12/10/2013

Phailin pénètre sur le territoire indien

Les services météorologiques indiens ont émis une alerte rouge à l’approche du cyclone Phailin qui menace de ravager les côtes orientales du pays et a contraint à l’évacuation de centaines de milliers de personnes. Le cyclone est accompagné de vents pouvant souffler jusqu’à 240 km/h et pourrait être le plus fort à balayer cette région de l’Inde en 14 ans, avec une montée des eaux de trois mètres.

Les services avaient lancé une mise en garde vendredi contre les conséquences potentiellement dévastatrices du cyclone. L’Etat d’Orissa et celui, voisin, de l’Andhra Pradesh étaient déjà battus par des vents qui faisaient se coucher les arbres, plusieurs heures avant que le cyclone ne touche leurs côtes.

Quelque 440 000 personnes habitant les zones côtières des deux Etats ont été évacuées samedi en milieu de journée, a annoncé un responsable de l’agence nationale de gestion des catastrophes, Marri Shashidhar Reddy. Ces personnes quittaient leur logement avec leurs biens dans un flot continu jusqu’aux abris d’urgence. Il s’agit pour l’Inde d’un des plus importants mouvements de population jamais organisé, selon le responsable de l’agence des catastrophes.

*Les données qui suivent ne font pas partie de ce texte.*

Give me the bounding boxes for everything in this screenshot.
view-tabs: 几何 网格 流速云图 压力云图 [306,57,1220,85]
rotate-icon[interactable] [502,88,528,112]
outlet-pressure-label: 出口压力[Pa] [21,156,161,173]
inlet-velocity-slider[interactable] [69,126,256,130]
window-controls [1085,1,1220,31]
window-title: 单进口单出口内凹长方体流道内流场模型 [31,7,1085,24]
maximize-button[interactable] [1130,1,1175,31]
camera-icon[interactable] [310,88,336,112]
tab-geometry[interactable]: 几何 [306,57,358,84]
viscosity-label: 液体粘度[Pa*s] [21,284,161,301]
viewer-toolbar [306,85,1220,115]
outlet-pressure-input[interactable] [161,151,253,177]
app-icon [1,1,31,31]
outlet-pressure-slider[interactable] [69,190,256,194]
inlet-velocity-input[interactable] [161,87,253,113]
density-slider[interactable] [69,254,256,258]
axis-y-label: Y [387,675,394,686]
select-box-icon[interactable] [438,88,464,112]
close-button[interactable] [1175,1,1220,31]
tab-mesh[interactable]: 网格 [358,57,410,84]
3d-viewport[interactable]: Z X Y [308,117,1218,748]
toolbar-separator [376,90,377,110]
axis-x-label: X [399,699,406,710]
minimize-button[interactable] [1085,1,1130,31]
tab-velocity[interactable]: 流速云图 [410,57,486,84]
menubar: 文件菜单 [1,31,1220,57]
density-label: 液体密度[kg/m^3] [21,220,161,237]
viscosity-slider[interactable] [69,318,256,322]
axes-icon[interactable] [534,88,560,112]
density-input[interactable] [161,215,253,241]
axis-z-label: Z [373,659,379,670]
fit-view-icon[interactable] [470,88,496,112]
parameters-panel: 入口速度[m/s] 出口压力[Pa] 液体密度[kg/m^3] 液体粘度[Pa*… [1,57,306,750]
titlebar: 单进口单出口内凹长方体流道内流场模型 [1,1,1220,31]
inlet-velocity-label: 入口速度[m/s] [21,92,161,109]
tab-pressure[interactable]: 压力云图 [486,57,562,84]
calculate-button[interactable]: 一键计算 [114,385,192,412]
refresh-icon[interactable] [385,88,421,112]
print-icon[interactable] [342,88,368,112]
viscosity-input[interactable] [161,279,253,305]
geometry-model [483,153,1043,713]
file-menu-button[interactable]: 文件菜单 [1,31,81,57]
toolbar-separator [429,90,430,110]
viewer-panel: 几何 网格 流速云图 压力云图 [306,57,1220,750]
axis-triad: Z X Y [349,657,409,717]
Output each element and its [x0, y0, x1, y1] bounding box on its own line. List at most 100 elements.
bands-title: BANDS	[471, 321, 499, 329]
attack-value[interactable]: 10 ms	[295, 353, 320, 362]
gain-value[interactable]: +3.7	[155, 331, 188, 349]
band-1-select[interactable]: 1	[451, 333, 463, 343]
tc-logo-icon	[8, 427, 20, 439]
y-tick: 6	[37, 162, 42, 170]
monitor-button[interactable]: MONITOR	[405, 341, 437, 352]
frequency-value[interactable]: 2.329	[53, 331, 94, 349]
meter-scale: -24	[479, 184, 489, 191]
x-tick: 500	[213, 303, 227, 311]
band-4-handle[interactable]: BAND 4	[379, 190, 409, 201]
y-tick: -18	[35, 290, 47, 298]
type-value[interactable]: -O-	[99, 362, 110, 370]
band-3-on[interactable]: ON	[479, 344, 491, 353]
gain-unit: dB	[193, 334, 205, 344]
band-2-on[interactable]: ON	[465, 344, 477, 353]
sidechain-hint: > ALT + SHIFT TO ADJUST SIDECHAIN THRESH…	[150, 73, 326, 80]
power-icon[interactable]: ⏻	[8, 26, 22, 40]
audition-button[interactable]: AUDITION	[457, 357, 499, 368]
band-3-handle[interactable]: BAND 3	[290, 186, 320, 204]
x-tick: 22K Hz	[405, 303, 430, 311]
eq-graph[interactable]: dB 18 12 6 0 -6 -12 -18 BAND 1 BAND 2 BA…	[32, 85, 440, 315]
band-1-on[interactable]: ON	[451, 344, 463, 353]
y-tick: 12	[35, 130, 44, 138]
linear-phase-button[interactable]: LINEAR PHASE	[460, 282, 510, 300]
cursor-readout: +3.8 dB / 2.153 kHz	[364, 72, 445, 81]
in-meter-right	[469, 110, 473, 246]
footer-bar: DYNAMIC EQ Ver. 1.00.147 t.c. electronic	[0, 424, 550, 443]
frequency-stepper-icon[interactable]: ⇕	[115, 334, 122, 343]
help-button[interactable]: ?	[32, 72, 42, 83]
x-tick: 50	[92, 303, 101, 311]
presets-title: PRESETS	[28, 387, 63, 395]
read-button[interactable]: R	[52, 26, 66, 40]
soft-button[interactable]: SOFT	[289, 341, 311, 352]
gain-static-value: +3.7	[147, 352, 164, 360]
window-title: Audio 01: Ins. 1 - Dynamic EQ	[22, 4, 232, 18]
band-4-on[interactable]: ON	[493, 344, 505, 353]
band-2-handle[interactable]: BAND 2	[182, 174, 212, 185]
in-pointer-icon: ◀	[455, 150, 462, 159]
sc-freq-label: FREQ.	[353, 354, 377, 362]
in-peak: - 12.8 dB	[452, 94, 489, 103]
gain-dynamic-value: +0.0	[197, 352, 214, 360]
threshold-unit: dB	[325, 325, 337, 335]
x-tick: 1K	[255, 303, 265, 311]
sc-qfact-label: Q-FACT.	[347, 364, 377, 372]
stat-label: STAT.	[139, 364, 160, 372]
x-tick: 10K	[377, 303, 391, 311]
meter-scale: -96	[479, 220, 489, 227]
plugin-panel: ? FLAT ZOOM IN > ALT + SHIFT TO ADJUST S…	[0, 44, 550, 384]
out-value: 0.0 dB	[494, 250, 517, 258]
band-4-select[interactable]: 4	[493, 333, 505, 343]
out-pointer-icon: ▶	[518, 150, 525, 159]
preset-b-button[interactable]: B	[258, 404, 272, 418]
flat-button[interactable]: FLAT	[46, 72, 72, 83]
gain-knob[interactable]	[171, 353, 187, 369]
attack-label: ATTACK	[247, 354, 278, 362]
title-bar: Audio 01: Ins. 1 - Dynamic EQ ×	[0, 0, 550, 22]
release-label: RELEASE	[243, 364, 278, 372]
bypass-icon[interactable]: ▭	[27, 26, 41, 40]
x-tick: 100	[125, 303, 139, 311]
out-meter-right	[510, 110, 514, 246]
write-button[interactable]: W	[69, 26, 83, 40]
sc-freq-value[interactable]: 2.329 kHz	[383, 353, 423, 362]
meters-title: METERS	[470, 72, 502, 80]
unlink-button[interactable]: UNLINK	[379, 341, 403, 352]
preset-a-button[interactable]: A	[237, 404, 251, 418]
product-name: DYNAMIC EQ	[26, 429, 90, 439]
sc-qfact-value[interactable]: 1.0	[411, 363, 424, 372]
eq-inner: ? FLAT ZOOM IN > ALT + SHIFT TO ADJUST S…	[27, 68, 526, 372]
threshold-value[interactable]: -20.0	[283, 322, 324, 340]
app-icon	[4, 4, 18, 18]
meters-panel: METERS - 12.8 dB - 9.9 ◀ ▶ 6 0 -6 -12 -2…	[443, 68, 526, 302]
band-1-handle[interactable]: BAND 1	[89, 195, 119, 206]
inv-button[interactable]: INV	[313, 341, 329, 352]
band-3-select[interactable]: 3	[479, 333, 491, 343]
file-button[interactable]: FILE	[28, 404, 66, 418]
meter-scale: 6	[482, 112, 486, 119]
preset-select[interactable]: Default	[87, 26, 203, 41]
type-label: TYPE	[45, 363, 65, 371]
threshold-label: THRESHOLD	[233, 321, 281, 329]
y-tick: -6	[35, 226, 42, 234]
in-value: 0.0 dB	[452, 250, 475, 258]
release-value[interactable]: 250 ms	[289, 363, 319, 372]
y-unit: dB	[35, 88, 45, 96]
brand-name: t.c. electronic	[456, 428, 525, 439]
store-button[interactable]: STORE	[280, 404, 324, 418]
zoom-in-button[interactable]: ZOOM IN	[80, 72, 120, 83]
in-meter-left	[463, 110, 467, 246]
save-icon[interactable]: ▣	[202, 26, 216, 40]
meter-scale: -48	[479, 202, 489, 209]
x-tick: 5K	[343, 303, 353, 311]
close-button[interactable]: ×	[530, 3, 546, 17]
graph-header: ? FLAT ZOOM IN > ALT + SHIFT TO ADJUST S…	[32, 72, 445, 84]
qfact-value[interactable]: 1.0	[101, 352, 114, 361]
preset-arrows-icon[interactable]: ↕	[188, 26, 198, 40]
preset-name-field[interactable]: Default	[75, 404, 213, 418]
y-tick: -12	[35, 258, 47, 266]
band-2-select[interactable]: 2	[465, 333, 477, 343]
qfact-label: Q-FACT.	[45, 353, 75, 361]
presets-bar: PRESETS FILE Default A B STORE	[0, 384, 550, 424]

«Le gouvernement a donné l’ordre d’évacuer de force les gens qui résisteraient», a prévenu de son côté le responsable de l’aide pour l’Orissa. Quelque 300 équipes de médecins de l’armée, d’ingénieurs, de sauveteurs ont été déployées dans les zones les plus à risque, a-t-il ajouté. La Croix-Rouge indienne a également positionné ses équipes de secours et les hélicoptères et avions de l’armée sont en alerte.

La tempête a un fort potentiel de destruction.Les cultures, dans cette région très dépendante de l’agriculture, pourraient être dévastées.

Le centre américain de surveillance des typhons, géré par la Marine, a prévenu que les pointes de vente pourraient atteindre 315 km/h tandis qu’il a été classé dans la catégorie des cyclones les plus dangereux par le Tropical Storm Risk britannique. Le gouvernement de l’Orissa, peuplé de 40 millions de personnes, a fixé un objectif de «zéro victime» et de 100% d’évacuation des populations des zones les plus à risque. Les photos satellite montraient une masse nuageuse inquiétante traversant le golfe de Bengale.

Dans l’Etat de l’Orissa, nombre de magasins étaient à court de réserves en raison d’achats de précaution.

La région menacée avait déjà été sinistrée en 1999 par un cyclone qui avait entraîné la mort de plus de 8 000 personnes. En 1999, la vitesse des vents accompagnant le cyclone était encore plus élevée. Les autorités s’estiment mieux préparées cette fois, grâce à des prévisions plus fines et à une meilleure anticipation.

L’Inde et le Bangladesh sont régulièrement frappés entre avril et novembre par les cyclones qui se développent dans le golfe du Bengale. En janvier, le cyclone Thane avait fait 42 morts dans l’Etat du Tamil Nadu (sud). En 1970, un cyclone avait tué des centaines de milliers de personnes au Bangladesh.